Throughout her decorated career, the Puerto Rico native faced and overcame many obstacles, but none would prepare her for the heartbreak she endured in 2012 when her younger sister was diagnosed with breast cancer at age 27.
“I saw everything that she went through with her treatment, and my sister smiled through all of it. She was just humble, sweet and kind to everyone through everything,” she said.
It was that experience that made Feliciano more aware of her own health. In February of last year, her vigilance led to a discovery that would change her life forever; a lump in her own breast.
“I know what fibroids feel like, but this was different. I knew it wasn’t normal,” she said.
When the results of her mammogram came back positive for breast cancer, Feliciano’s life began moving at lightning speed.
“I met my whole team — the surgeon, the nutritionist, a social worker, oncologists,” she said. “[The timeline] from diagnosis to bilateral mastectomy was 21 days.”
When doctors removed both of her breasts, they told her that there was no evidence of disease anywhere else in her body. She could finally breathe a sigh of relief before beginning her long road to recovery.
She was placed in the Warrior Transition Battalion at Fort Belvoir, Virginia, where she says cadre and staff have been very supportive.
“It’s been a good experience. They’ve been so compassionate and empathetic,” Feliciano said.
But her biggest source of support came in a very small package — her five year old daughter, Arianna.
“She was a godsend,” Feliciano said. “There were days where all I could do was take my medications and lay in bed. She was really gentle and she helped me however she could.”
Within a few months, she was healing — even finding herself able to run a half marathon.
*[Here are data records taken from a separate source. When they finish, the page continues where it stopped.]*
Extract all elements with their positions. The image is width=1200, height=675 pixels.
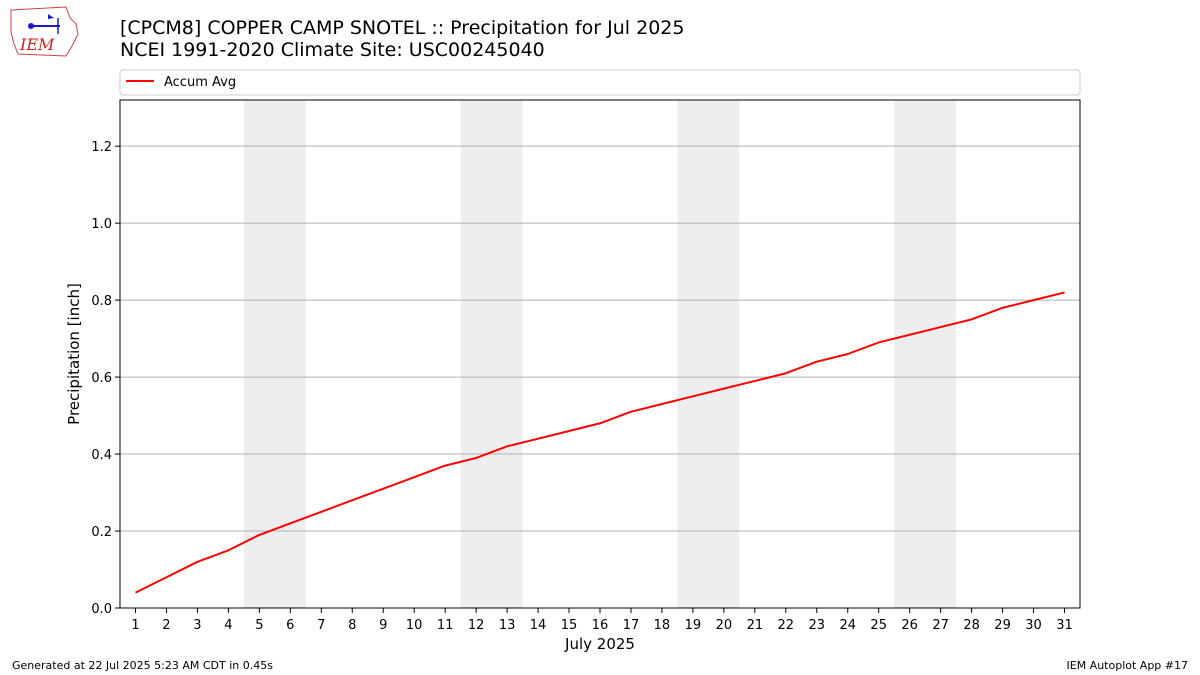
x-tick-label: 29 [994,618,1011,633]
x-tick-label: 3 [193,618,201,633]
app-name: IEM Autoplot App #17 [1066,659,1189,672]
x-tick-label: 20 [716,618,733,633]
x-tick-label: 25 [870,618,887,633]
x-tick-label: 18 [654,618,671,633]
weekend-band-2 [460,100,523,608]
x-tick-label: 27 [932,618,949,633]
x-tick-label: 21 [747,618,764,633]
legend: Accum Avg [119,69,1081,96]
x-axis-ticks: 1 2 3 4 5 6 7 8 9 10 11 12 13 14 15 16 17 18 19 20 21 22 23 24 2… [131,608,1073,633]
x-tick-label: 1 [131,618,139,633]
x-tick-label: 17 [623,618,640,633]
x-tick-label: 22 [778,618,795,633]
title-line-2: NCEI 1991-2020 Climate Site: USC00245040 [120,39,545,61]
y-tick-label: 0.2 [91,525,112,540]
x-tick-label: 11 [437,618,454,633]
weekend-band-4 [894,100,957,608]
weekend-band-1 [243,100,306,608]
y-axis-ticks: 0.0 0.2 0.4 0.6 0.8 1.0 1.2 [91,140,120,617]
x-tick-label: 6 [286,618,294,633]
x-axis-label: July 2025 [564,635,635,653]
chart-title: [CPCM8] COPPER CAMP SNOTEL :: Precipitat… [120,17,684,61]
x-tick-label: 30 [1025,618,1042,633]
weekend-band-3 [677,100,740,608]
y-tick-label: 0.4 [91,448,112,463]
x-tick-label: 31 [1056,618,1073,633]
title-line-1: [CPCM8] COPPER CAMP SNOTEL :: Precipitat… [120,17,685,39]
x-tick-label: 9 [379,618,387,633]
x-tick-label: 13 [499,618,516,633]
y-axis-label: Precipitation [inch] [65,283,83,425]
weekend-bands [243,100,957,608]
x-tick-label: 19 [685,618,702,633]
x-tick-label: 16 [592,618,609,633]
x-tick-label: 10 [406,618,423,633]
series-layer [135,291,1065,594]
x-tick-label: 7 [317,618,325,633]
y-tick-label: 0.0 [91,602,112,617]
y-tick-label: 0.8 [91,294,112,309]
x-tick-label: 14 [530,618,547,633]
x-tick-label: 15 [561,618,578,633]
x-tick-label: 23 [809,618,826,633]
x-tick-label: 26 [901,618,918,633]
x-tick-label: 4 [224,618,232,633]
x-tick-label: 12 [468,618,485,633]
x-tick-label: 28 [963,618,980,633]
y-tick-label: 1.2 [91,140,112,155]
iem-logo: IEM [8,4,80,62]
y-tick-label: 0.6 [91,371,112,386]
iem-logo-text: IEM [19,35,55,54]
x-tick-label: 5 [255,618,263,633]
y-tick-label: 1.0 [91,217,112,232]
x-tick-label: 24 [839,618,856,633]
generated-timestamp: Generated at 22 Jul 2025 5:23 AM CDT in … [12,659,273,672]
legend-box [119,69,1081,96]
x-tick-label: 8 [348,618,356,633]
legend-label-accum-avg: Accum Avg [164,75,236,90]
x-tick-label: 2 [162,618,170,633]
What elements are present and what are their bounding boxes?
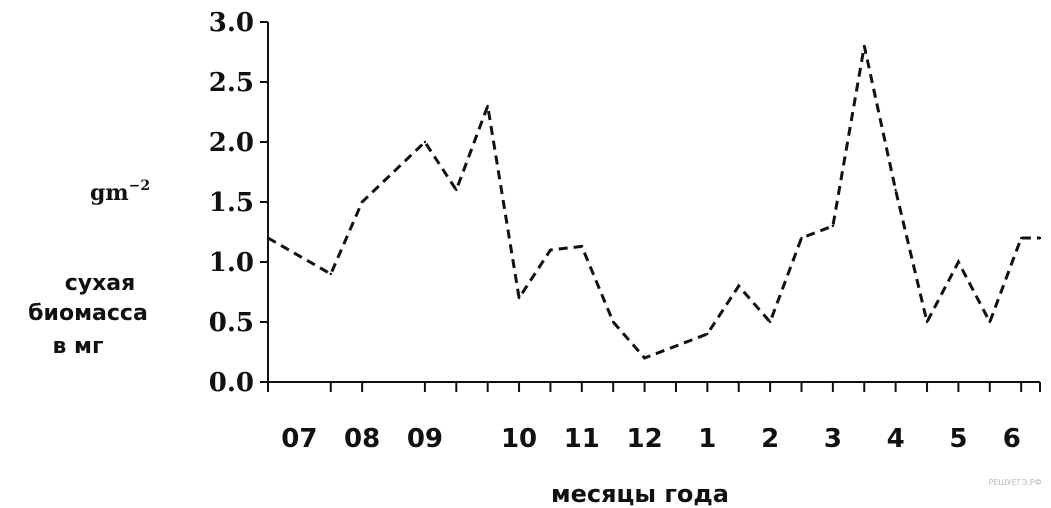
x-tick-label: 11 [564, 424, 600, 454]
data-point [1019, 236, 1023, 240]
data-point [800, 236, 803, 240]
data-point [266, 236, 270, 240]
y-tick-label: 1.0 [209, 248, 254, 278]
data-point [612, 320, 615, 324]
x-tick-label: 08 [344, 424, 380, 454]
y-tick-label: 1.5 [209, 188, 254, 218]
data-point [549, 248, 552, 252]
y-axis-label-line-3: в мг [52, 334, 103, 359]
data-point [360, 200, 364, 204]
data-point [957, 260, 960, 264]
data-point [925, 320, 929, 324]
series-line-0 [267, 45, 1040, 360]
x-tick-label: 5 [949, 424, 967, 454]
x-tick-label: 1 [698, 424, 716, 454]
x-tick-label: 3 [824, 424, 842, 454]
data-point [423, 140, 427, 144]
y-axis-label-line-2: биомасса [28, 301, 148, 326]
y-tick-label: 2.5 [209, 68, 254, 98]
data-point [674, 344, 678, 348]
x-tick-label: 4 [887, 424, 905, 454]
y-tick-label: 0.0 [209, 368, 254, 398]
data-point [863, 44, 866, 48]
data-point [517, 296, 521, 300]
watermark: РЕШУЕГЭ.РФ [988, 478, 1041, 487]
data-point [486, 104, 489, 108]
x-tick-label: 2 [761, 424, 779, 454]
x-tick-label: 6 [1003, 424, 1021, 454]
x-tick-label: 09 [407, 424, 443, 454]
data-point [1038, 236, 1042, 240]
x-tick-label: 07 [281, 424, 317, 454]
y-tick-label: 0.5 [209, 308, 254, 338]
data-point [988, 320, 991, 324]
x-axis-label: месяцы года [551, 480, 729, 508]
data-point [455, 188, 458, 192]
data-point [831, 224, 835, 228]
y-tick-label: 2.0 [209, 128, 254, 158]
data-point [580, 245, 584, 248]
data-point [329, 272, 332, 276]
y-axis-label-line-1: сухая [65, 271, 136, 296]
data-point [643, 356, 646, 360]
series-layer [266, 44, 1042, 360]
x-tick-label: 10 [501, 424, 537, 454]
y-axis: 0.0 0.5 1.0 1.5 2.0 2.5 3.0 [209, 8, 269, 398]
data-point [706, 332, 709, 336]
y-tick-label: 3.0 [209, 8, 254, 38]
data-point [737, 284, 740, 288]
x-tick-label: 12 [626, 424, 662, 454]
data-point [894, 188, 897, 192]
data-point [768, 320, 772, 324]
x-axis: 07 08 09 10 11 12 1 2 3 4 5 6 [267, 381, 1041, 454]
unit-label: gm−2 [90, 178, 150, 206]
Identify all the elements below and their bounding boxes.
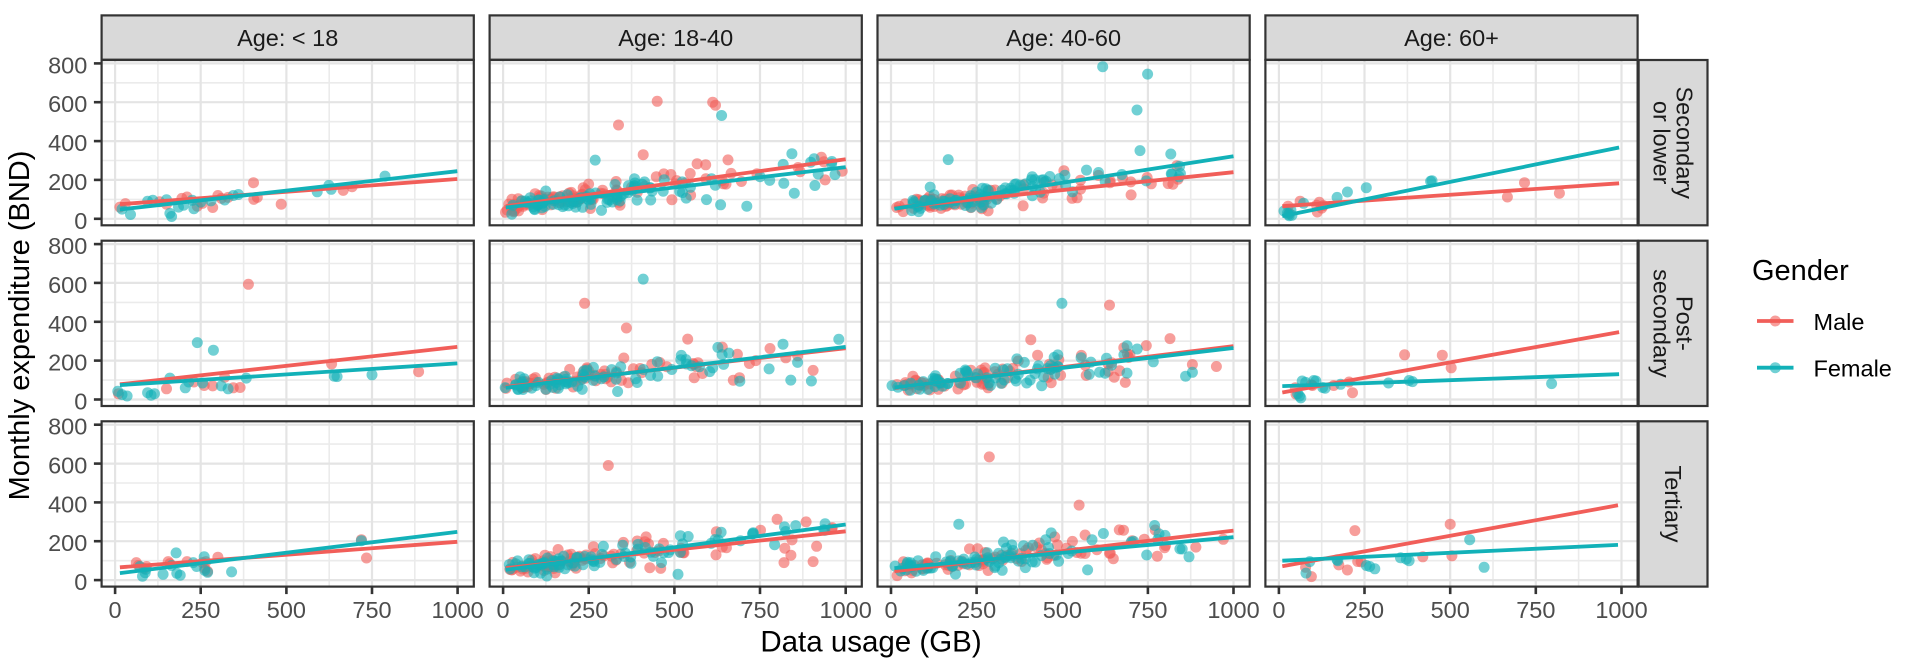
svg-text:250: 250	[957, 597, 996, 623]
svg-text:500: 500	[655, 597, 694, 623]
svg-text:1000: 1000	[1595, 597, 1647, 623]
svg-text:Age: 18-40: Age: 18-40	[618, 25, 733, 51]
svg-text:1000: 1000	[820, 597, 872, 623]
svg-text:0: 0	[109, 597, 122, 623]
svg-text:Male: Male	[1814, 309, 1865, 335]
svg-text:Gender: Gender	[1752, 255, 1849, 287]
svg-text:600: 600	[48, 272, 87, 298]
svg-text:200: 200	[48, 530, 87, 556]
svg-text:0: 0	[74, 569, 87, 595]
svg-text:0: 0	[497, 597, 510, 623]
svg-text:750: 750	[1516, 597, 1555, 623]
svg-text:800: 800	[48, 414, 87, 440]
svg-text:800: 800	[48, 52, 87, 78]
svg-text:0: 0	[74, 389, 87, 415]
svg-text:200: 200	[48, 169, 87, 195]
svg-text:750: 750	[352, 597, 391, 623]
svg-text:Post-: Post-	[1671, 296, 1697, 351]
svg-text:500: 500	[267, 597, 306, 623]
svg-text:400: 400	[48, 491, 87, 517]
svg-text:Age: 40-60: Age: 40-60	[1006, 25, 1121, 51]
svg-text:600: 600	[48, 453, 87, 479]
svg-text:Age: < 18: Age: < 18	[237, 25, 338, 51]
svg-text:250: 250	[569, 597, 608, 623]
svg-text:600: 600	[48, 91, 87, 117]
svg-text:250: 250	[181, 597, 220, 623]
svg-text:500: 500	[1043, 597, 1082, 623]
svg-text:Tertiary: Tertiary	[1660, 465, 1686, 542]
svg-text:750: 750	[740, 597, 779, 623]
svg-text:400: 400	[48, 311, 87, 337]
svg-text:400: 400	[48, 130, 87, 156]
svg-text:Age: 60+: Age: 60+	[1404, 25, 1499, 51]
svg-text:500: 500	[1431, 597, 1470, 623]
svg-text:0: 0	[74, 208, 87, 234]
svg-text:Female: Female	[1814, 356, 1892, 382]
svg-text:800: 800	[48, 233, 87, 259]
svg-text:200: 200	[48, 350, 87, 376]
svg-text:0: 0	[1272, 597, 1285, 623]
svg-text:Secondary: Secondary	[1671, 87, 1697, 200]
svg-text:1000: 1000	[1207, 597, 1259, 623]
svg-text:1000: 1000	[431, 597, 483, 623]
svg-text:250: 250	[1345, 597, 1384, 623]
svg-text:0: 0	[884, 597, 897, 623]
svg-text:secondary: secondary	[1648, 269, 1674, 378]
svg-text:Data usage (GB): Data usage (GB)	[760, 625, 981, 658]
svg-text:750: 750	[1128, 597, 1167, 623]
svg-text:or lower: or lower	[1648, 101, 1674, 185]
svg-text:Monthly expenditure (BND): Monthly expenditure (BND)	[4, 151, 36, 501]
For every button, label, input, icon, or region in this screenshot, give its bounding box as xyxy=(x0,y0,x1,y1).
But Feliciano was unable to put the word “cancer” behind her for good.
Her younger sister — whose health declined throughout 2017 — passed away that November, leaving behind three children. Feliciano says the devastating loss cast a shadow on her own recovery.
“I’m happy that she’s no longer suffering,” she said. “Having to say goodbye was very difficult, but I try to take it one day at a time. If I allow myself to be consumed with the grief, it impacts my own recovery. It’s hard to separate her situation and my situation, so I have that inherent fear. But watching her made me a better fighter.”
Despite her sorrow, Feliciano continues to stand strong, knowing her sister’s spirit is still with her.
As she prepares for another surgery in the fall, Feliciano hopes that her perseverance can offer hope to others fighting the same battle.
“Enjoy the small victories, even if that’s just getting out of bed,” she said. “When you’re fighting for your life, you deserve those moments. Rejoice in them and use them as motivation.”